Before you start developing your own custom solutions, take a step back to think about what options you have and where you should place your customization. What would be the impact on accessibility and resource consumption on the underline servers? What would be the impact on deployment of your custom solutions? What would be the impact on future maintenance and upgrade?
In PATROL, you can develop custom knowledge modules and you can also plug in your own PSL code as a recovery action into a parameter. In BPPM Cell, you can develop your own event classes, MRL code, dynamic tables, and action scripts to extend the out-of-box knowledge base.
In general, if you have a choice between customizing PATROL and customizing BPPM Cell to manage events, customizing BPPM Cell would require less effort and result in less impact to the servers that are being monitored. Here are a few reasons:
1) PATROL is running on the servers you don't own, have limited access, and may not be familiar with. For example, I was recently helping a client debug a custom KM running on AS400. I had to get help from AS400 sysadmin just to add one line in its PSL code.
2) PATROL is often sharing the server with mission critical applications.

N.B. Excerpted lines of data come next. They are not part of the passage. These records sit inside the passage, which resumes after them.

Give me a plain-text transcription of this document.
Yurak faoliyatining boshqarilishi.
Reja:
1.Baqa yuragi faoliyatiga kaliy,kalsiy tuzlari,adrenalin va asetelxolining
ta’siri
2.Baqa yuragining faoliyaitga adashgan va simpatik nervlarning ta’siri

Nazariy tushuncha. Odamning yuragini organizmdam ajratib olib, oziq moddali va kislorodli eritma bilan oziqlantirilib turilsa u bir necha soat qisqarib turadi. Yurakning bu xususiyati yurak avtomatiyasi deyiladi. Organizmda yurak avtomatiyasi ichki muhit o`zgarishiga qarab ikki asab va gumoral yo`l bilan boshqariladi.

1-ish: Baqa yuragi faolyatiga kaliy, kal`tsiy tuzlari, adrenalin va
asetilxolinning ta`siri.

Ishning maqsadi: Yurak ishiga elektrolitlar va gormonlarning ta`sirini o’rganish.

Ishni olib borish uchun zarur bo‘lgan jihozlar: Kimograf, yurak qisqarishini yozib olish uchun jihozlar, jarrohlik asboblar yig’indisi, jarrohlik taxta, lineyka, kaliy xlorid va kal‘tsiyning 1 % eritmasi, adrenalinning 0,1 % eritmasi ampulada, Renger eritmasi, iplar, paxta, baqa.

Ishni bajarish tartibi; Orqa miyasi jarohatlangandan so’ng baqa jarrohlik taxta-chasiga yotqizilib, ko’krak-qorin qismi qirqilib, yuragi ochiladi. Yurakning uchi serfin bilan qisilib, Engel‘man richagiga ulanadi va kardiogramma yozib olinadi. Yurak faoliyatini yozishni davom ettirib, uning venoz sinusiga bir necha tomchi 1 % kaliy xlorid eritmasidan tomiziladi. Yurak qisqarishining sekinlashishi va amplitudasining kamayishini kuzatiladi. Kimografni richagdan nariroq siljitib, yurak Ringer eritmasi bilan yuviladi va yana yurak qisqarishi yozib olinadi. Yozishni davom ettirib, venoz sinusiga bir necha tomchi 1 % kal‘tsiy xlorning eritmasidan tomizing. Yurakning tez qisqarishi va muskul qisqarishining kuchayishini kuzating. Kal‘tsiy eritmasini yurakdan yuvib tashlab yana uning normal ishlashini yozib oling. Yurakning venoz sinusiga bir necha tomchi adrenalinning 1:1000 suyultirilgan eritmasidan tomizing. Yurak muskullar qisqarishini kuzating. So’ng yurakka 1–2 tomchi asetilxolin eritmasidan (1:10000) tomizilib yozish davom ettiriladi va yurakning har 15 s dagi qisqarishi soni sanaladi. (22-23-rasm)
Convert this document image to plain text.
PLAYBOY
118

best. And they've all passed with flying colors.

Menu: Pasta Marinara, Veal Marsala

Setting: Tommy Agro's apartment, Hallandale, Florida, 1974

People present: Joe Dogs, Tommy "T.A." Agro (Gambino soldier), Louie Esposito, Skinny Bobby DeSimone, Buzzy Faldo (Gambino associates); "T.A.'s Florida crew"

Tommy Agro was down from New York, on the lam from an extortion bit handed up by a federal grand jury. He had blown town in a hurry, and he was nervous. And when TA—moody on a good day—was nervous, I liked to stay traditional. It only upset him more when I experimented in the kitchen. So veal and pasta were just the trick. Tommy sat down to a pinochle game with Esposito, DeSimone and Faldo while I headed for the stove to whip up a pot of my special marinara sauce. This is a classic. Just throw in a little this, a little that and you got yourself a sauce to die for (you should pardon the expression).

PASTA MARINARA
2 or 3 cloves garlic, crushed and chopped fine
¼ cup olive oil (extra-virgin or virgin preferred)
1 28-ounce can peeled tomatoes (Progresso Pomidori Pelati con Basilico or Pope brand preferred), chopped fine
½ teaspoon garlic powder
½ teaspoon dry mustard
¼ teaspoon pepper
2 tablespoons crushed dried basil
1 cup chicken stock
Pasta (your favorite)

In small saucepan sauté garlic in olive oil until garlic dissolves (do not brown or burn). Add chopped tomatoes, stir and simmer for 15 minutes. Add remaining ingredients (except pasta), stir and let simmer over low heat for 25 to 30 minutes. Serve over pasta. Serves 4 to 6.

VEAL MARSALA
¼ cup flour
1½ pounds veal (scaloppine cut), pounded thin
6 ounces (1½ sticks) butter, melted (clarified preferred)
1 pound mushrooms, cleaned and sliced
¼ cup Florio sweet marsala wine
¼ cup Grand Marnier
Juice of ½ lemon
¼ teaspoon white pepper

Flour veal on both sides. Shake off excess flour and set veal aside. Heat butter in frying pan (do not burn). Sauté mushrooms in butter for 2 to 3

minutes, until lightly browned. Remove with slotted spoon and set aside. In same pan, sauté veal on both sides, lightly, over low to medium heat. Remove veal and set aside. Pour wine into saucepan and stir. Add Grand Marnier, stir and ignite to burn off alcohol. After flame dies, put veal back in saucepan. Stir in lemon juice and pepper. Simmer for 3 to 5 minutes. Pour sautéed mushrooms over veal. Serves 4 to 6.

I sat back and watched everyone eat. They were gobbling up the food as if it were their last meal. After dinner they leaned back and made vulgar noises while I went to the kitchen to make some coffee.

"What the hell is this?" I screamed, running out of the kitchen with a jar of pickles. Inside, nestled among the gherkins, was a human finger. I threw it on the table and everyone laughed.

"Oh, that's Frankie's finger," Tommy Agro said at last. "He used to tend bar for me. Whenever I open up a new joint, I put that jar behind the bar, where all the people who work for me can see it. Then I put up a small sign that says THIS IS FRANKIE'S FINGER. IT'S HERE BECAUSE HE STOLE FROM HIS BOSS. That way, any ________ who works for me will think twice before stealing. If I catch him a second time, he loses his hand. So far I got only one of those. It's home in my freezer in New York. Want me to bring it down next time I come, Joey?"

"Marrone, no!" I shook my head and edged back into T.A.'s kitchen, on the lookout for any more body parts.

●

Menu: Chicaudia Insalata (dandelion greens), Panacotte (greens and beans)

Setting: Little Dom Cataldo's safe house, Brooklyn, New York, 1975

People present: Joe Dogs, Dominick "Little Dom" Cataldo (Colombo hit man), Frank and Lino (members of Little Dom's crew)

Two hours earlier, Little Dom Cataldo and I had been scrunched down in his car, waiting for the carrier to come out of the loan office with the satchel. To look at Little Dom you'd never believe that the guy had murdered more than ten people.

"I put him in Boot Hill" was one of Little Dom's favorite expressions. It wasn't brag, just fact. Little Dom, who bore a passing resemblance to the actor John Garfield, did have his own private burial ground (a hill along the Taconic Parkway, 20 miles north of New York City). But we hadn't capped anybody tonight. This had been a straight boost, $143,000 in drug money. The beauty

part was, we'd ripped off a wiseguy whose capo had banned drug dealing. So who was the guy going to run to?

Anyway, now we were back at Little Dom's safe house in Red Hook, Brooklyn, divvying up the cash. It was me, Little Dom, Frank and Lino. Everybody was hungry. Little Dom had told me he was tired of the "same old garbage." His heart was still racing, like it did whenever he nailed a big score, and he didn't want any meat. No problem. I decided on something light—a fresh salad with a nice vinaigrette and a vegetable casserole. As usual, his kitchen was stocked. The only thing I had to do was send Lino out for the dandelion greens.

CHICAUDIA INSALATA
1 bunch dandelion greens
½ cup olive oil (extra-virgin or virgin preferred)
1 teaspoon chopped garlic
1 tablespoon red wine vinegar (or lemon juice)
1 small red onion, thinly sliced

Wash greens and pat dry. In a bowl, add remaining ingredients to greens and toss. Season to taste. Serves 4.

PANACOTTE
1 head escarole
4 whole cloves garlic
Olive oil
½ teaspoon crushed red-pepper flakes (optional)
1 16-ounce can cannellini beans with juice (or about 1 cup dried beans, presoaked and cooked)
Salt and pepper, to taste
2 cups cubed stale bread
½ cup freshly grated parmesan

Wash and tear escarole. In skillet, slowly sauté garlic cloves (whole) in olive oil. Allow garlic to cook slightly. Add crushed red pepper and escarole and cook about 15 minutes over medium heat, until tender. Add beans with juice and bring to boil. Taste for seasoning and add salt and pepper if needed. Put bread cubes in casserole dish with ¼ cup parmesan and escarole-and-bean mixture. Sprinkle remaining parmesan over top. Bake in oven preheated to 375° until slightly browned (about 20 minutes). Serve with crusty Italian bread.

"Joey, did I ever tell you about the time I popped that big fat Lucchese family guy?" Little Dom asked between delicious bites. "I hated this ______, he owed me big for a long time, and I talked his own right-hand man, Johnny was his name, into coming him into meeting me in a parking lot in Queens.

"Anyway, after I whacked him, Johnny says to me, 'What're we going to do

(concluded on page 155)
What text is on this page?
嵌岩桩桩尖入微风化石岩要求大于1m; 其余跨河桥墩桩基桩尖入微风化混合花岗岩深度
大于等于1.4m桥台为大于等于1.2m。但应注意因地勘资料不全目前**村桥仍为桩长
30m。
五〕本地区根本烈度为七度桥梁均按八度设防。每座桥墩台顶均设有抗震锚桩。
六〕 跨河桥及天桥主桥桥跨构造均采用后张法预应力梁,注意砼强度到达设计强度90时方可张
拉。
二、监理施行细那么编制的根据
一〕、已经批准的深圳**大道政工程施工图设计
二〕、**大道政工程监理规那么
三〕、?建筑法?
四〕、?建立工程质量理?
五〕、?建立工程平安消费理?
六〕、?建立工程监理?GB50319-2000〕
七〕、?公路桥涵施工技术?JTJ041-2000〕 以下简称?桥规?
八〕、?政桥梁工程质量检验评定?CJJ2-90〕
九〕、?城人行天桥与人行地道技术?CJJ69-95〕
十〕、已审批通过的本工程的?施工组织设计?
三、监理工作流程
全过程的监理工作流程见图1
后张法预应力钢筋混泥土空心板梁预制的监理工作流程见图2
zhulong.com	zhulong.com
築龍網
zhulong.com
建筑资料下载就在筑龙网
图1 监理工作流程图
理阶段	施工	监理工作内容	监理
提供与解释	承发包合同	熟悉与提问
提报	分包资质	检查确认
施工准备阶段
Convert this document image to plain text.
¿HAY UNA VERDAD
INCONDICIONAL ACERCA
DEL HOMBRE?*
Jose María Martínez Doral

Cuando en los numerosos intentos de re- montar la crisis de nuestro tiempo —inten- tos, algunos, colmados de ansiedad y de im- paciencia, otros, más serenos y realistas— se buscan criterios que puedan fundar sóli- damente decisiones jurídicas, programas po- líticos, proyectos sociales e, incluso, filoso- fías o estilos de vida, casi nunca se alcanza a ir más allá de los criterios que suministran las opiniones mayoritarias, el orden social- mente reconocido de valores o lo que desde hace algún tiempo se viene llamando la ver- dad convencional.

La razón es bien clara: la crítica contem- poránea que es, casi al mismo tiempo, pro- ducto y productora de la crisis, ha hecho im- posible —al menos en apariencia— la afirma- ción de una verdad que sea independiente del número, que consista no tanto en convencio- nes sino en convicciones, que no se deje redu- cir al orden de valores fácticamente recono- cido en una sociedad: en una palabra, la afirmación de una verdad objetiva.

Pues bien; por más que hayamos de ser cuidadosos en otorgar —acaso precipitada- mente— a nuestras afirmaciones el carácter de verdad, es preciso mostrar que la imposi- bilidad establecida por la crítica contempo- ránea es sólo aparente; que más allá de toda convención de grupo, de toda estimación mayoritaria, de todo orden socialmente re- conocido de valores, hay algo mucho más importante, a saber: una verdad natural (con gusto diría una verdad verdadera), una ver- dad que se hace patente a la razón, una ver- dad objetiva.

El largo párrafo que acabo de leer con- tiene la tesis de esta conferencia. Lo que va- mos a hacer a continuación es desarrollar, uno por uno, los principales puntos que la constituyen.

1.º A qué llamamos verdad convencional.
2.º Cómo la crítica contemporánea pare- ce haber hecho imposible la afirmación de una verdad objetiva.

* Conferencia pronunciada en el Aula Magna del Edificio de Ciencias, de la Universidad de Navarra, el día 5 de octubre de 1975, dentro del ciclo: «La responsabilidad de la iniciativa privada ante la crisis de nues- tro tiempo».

Poorly written PSL code could potentially impact the mission critical applications negatively.
3) The same custom knowledge module may need to be running on more than one server, thus requiring more time to deploy and upgrade.
4) BPPM Cell is running on your own infrastructure server. It is infinitely scalable as a peer-to-peer architecture. If resource has ever become an issue, you can add more cells either on the same server or on a different server (even with different operating system). you can split a cell horizontally by processing phases, or you can split a cell vertically by event sources.